Not literally — there were no bucks bumping into councilors’ microphones or anything like that.
But the topic of deer that live exclusively, or almost so, within the city limits did come before our elected officials for the first time since the Council, in late June of 2018, passed an ordinance banning residents from intentionally feeding deer.

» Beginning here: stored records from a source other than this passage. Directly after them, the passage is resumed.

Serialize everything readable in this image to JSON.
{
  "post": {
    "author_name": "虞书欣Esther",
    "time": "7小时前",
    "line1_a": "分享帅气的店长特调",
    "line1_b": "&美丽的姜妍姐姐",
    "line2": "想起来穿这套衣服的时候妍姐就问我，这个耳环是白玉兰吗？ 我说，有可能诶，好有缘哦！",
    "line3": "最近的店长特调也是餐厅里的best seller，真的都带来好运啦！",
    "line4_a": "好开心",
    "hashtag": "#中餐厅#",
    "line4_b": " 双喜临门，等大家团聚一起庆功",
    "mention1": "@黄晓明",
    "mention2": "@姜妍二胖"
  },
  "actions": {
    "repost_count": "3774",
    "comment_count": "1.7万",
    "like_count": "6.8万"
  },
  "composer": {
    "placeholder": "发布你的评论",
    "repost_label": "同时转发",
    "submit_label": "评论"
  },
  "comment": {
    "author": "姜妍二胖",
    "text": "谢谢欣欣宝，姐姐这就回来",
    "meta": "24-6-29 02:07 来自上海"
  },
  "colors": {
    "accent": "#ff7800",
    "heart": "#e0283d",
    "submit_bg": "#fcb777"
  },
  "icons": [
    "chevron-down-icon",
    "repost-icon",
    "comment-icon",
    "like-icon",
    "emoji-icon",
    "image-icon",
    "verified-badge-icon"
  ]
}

(You’re still on the right side of the ordinance if your tastes in landscaping happen to overlap with those of the deer; intention is the key.)
Robin Laakso told councilors that she wants to build a fence taller than the 6 feet the city generally allows, her goal being to keep deer from marauding her organic vegetable garden.
Councilors didn’t take any action Tuesday. But Councilor Lynette Perry said she expects other residents will have questions similar to Laakso’s, and Perry suggested councilors have a further discussion on the matter.
That’s a good idea.
Justin Primus, assistant district wildlife biologist at the Oregon Department of Fish and Wildlife’s Baker City office, said the urban deer population isn’t likely to shrink soon, even with the anti-feeding ordinance in place. Even without having food set out for them on purpose, the animals have ample food sources. And besides cars, they face few threats.
On the positive side, Primus said that although deer can clear a 6-foot fence, that’s high enough to potentially deter some of the animals and convince them to seek easier pickings elsewhere.
Based on the comments from residents last year, there doesn’t seem to be widespread support for the city to take the more aggressive action, as allowed under a 2017 law, of asking ODFW to kill deer within the city. But it’s reasonable for councilors to discuss fence heights and other issues related to deer and their effects.